(Washington D.C) - USDA wants to close the window of opportunity for fraud in the sale of produce not organic as advertised.
According to USDA, the potential for fraud in the organic produce market has grown since demand for fruits and vegetables sold at higher "organic" prices has exploded. In the U.S. alone, total sales of organic agricultural products grew from $3.4 billion in 1997 to $55.1 billion in 2019, USDA said. As a result, the supply chain now includes handlers not covered by existing labeling restrictions, according to USDA.
“The absence of direct enforcement authority over some entities in the organic supply chain, in combination with price premiums for organic products, presents the opportunity and incentive for organic fraud,” USDA said.
According to USDA, fraud has been discovered by the National Organic Program and other stakeholders in the industry. Under the USDA proposal, amendments to the Organic Foods Production Act of 1990 include more oversight and enforcement over the production, handling and sale of organic agricultural products.
Specific proposals include reducing the amount of importers, brokers, traders and other uncertified entities in the supply chain operating without USDA oversight and requiring more NOP Import Certificates or equivalent data for all organic products entering the U.S.
Among the other proposed measures are closing loopholes on labeling requirements for nonretail containers used in shipping and storage to reduce mishandling and improve traceability.
There would also be a minimum number of unannounced inspections of certified operations and supply chain audits completed during on-site inspections.
Other proposed steps include establishing specific qualification and training requirements for certified personnel and easier to understand regulations on imports and tightened rules governing enforcement for violators from other countries.
The National Farmers Union, which has expressed concern about the authenticity of organic food labeling, is among the stronger supporters of the proposed action.
NFU president Rob Larew said many family farmers turning to organic produce to bolster profits because of low commodity prices are being undercut by lower priced fruits and vegetables falsely advertised as organic.

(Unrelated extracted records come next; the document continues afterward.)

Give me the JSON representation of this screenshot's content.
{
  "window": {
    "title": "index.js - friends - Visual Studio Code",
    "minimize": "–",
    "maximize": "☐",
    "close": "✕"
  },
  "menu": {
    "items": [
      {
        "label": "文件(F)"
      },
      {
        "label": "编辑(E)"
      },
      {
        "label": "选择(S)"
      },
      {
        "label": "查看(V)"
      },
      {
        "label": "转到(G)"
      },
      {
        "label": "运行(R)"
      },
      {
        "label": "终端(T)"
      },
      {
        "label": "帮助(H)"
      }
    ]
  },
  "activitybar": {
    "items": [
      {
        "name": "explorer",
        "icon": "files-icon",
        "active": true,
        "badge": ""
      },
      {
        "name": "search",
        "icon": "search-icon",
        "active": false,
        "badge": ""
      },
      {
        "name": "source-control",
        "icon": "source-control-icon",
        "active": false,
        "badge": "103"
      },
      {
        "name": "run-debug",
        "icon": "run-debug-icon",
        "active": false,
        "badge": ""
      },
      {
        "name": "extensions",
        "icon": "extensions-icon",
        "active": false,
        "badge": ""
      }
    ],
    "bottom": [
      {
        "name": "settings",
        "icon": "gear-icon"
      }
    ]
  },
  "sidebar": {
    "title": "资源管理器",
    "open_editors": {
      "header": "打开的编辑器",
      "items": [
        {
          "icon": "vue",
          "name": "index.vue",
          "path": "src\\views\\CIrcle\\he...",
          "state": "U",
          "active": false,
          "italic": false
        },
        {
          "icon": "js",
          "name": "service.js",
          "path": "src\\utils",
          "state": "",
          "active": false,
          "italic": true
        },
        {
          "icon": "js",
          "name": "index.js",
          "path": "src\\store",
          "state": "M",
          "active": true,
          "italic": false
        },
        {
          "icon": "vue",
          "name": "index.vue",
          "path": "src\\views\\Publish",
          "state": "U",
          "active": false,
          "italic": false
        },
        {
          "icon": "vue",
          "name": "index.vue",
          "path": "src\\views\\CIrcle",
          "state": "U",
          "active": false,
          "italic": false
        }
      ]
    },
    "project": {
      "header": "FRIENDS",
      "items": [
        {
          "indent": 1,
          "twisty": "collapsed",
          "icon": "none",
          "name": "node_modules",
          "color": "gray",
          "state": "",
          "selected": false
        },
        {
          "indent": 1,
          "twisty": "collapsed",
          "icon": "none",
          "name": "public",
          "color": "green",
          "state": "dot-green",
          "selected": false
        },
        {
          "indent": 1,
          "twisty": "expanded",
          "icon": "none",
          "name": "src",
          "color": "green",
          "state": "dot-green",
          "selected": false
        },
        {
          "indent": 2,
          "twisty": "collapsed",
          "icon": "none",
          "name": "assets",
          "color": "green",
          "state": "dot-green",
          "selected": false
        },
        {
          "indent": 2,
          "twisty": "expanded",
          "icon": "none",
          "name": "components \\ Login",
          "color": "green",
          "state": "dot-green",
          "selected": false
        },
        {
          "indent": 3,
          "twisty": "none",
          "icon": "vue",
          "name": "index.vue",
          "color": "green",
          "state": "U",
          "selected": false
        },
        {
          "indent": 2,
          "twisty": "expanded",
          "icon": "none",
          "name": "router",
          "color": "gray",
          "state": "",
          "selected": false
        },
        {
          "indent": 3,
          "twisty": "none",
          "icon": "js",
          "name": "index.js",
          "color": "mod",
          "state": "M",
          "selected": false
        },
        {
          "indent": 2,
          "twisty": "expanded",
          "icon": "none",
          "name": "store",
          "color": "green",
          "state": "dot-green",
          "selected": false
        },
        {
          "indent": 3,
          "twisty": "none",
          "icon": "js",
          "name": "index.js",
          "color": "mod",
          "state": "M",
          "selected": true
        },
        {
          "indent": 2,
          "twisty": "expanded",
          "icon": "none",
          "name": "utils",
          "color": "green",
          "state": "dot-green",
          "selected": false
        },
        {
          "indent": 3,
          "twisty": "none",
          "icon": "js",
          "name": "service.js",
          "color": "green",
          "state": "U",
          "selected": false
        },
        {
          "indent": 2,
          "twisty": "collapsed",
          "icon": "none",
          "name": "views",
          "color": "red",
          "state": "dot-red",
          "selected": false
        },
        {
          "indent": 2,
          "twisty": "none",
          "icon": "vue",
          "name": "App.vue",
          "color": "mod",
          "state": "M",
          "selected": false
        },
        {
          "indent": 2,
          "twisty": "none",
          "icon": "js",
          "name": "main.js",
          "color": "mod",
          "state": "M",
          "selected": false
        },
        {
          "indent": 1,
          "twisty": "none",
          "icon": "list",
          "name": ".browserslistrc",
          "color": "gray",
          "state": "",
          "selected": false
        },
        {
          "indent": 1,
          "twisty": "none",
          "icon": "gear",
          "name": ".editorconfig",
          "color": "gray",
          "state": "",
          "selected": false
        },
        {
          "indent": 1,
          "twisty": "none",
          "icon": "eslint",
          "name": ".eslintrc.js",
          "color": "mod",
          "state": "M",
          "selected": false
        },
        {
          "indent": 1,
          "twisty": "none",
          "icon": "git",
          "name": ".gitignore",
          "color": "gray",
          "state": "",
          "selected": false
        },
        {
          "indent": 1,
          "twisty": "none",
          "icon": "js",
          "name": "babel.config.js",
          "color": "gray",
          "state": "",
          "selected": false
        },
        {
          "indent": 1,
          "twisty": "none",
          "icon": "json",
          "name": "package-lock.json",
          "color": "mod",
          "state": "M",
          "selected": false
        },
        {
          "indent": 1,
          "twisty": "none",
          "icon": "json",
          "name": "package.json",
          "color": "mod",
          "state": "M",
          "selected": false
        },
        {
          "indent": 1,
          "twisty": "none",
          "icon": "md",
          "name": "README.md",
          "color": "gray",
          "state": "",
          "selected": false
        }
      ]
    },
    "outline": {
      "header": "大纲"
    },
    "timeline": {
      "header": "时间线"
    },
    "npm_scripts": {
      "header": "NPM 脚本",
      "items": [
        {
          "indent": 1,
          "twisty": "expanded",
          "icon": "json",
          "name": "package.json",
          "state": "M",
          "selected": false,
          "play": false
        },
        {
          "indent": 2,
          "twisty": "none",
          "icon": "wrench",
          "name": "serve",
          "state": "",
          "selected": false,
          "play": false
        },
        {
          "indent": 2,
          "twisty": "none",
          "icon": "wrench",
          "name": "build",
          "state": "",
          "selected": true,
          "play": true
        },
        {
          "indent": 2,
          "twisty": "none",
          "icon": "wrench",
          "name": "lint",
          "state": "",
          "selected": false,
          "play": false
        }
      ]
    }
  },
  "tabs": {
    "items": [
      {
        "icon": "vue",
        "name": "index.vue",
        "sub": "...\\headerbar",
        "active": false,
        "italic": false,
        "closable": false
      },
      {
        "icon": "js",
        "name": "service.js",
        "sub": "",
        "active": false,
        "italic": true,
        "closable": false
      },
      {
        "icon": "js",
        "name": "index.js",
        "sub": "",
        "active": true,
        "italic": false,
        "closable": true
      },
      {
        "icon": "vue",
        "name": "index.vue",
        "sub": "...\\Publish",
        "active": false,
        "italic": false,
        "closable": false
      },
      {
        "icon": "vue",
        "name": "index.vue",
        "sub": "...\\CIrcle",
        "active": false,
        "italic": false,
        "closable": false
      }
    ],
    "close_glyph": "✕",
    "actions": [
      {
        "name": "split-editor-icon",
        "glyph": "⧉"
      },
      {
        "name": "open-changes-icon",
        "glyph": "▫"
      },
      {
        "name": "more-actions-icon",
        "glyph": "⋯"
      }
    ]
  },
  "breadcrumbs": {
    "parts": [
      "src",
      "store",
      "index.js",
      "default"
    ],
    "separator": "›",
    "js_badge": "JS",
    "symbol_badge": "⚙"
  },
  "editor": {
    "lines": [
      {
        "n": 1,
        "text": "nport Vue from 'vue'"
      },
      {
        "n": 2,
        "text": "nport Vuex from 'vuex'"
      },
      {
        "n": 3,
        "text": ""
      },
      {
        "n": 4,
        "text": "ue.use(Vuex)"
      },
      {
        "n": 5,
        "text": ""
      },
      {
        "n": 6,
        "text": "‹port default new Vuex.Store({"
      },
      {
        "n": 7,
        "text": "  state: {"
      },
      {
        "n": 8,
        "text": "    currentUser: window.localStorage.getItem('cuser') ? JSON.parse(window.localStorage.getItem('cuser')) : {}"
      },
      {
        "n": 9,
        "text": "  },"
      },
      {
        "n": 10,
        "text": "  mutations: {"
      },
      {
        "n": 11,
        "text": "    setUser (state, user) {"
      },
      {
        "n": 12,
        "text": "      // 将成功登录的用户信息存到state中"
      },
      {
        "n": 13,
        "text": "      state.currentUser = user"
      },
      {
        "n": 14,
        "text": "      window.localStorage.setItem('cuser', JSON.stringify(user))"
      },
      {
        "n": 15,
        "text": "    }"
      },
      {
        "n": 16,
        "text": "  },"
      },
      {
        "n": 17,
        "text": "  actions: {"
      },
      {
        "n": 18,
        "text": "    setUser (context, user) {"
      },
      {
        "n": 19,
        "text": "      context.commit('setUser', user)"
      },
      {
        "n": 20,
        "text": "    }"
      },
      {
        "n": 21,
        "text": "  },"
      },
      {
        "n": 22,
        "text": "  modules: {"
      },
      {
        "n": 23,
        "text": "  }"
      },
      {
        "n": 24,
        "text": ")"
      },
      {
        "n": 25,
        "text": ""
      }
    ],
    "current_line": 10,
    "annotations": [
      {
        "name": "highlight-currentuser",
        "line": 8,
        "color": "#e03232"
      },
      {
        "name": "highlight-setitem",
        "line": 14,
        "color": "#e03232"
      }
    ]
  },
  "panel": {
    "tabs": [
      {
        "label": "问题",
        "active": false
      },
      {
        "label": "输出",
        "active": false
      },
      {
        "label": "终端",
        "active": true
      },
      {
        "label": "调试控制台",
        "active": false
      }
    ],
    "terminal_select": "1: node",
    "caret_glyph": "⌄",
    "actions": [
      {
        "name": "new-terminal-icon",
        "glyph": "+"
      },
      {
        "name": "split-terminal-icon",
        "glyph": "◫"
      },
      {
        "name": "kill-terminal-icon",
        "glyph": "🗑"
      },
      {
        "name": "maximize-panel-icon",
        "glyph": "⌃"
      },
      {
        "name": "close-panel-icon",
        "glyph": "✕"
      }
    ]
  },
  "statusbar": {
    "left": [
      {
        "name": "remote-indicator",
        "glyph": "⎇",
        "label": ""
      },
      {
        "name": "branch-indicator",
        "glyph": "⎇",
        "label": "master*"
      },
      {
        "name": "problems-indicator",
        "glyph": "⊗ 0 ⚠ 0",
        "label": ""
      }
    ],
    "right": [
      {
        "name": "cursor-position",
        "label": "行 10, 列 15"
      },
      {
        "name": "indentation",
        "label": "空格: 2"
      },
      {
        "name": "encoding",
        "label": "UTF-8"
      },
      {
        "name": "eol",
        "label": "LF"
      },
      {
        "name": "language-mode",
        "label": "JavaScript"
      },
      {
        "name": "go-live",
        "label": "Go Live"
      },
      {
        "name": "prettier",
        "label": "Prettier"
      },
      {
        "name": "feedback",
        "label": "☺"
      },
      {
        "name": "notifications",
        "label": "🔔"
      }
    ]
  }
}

“Inaccurate organic labeling misleads and cheats consumers, harms the reputation of the label and cuts into the profits of farmers who play by the rules. We owe it to both food producers and purchasers to enforce organic standards without exception,” Larew said.
According to USDA, the skyrocketing growth in sales has made it easier for fraudulent handlers of organic produce to enter the supply chain.
Organic products once marketed locally and regionally for the most part tended to be short and transparent.
The supply chain is more complex and difficult to trace now since higher demand has brought more producers, handlers, suppliers, importers, brokers, distributors and others into the industry, USDA said.
According to the Agricultural Marketing Service, which oversees the NOP under USDA, an update of the regulations to fill in gaps caused by sharp growth in the industry is long overdue.
“A lack of clear and specific standards in portions of the regulations has sometimes led to different interpretations of the regulations, inconsistent practices and unequal enforcement across the industry. This can lead to mishandling of organic product, loss of organic integrity and fraud. The provisions of this proposed rule are designed to address these risks,” AMS said.
If approved, the changes would be the first significant revisions to the regulations governing the certification of organic produce since they were originally adopted in 2000, USDA said.